Of course, these tramps encounter some other distractions, including the arrival of the whip-cracking, pipe-smoking overlord Pozzo (Ajay Naidu, slightly too histrionic in places) and his much-put-upon servant, Lucky (Jeff Biehl), who is yoked to his master by a nooselike rope and froths at the mouth from exhaustion for carrying Pozzo’s baggage. These newcomers help to remind us that neither Pozzo’s worldly success nor the abject dissolution exemplified by Lucky offer a path forward from the human predicament. The duo manage to exit the bend in the road, but like Vladimir and Estragon they return in Act 2 looking very much the worse for wear.
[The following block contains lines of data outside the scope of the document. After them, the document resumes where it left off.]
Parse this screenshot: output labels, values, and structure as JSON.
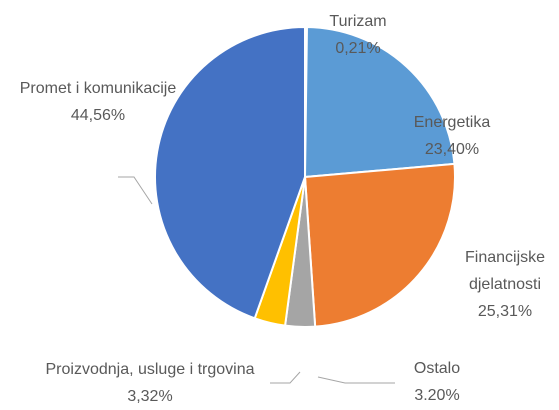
{
  "chart_data": {
    "type": "pie",
    "categories": [
      "Turizam",
      "Energetika",
      "Financijske djelatnosti",
      "Ostalo",
      "Proizvodnja, usluge i trgovina",
      "Promet i komunikacije"
    ],
    "values": [
      0.21,
      23.4,
      25.31,
      3.2,
      3.32,
      44.56
    ],
    "value_labels": [
      "0,21%",
      "23,40%",
      "25,31%",
      "3.20%",
      "3,32%",
      "44,56%"
    ],
    "colors": [
      "#264478",
      "#5b9bd5",
      "#ed7d31",
      "#a5a5a5",
      "#ffc000",
      "#4472c4"
    ]
  }
}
Still, Arbus’s able cast manages to keep us engaged through this seeming never-ending cycle of woes, to find solace in the quotidian. That’s enough to bring a crinkly-eyed smile to Shannon’s Estragon — even if the feeling doesn’t last. ”I can’t go on like this,” he tells Vladimir toward the end of the show. ”That’s what you think,” Sparks’s Vladimir replies, understanding all too well that the only thing scarier than a misspent life is the fear that change will only make things worse.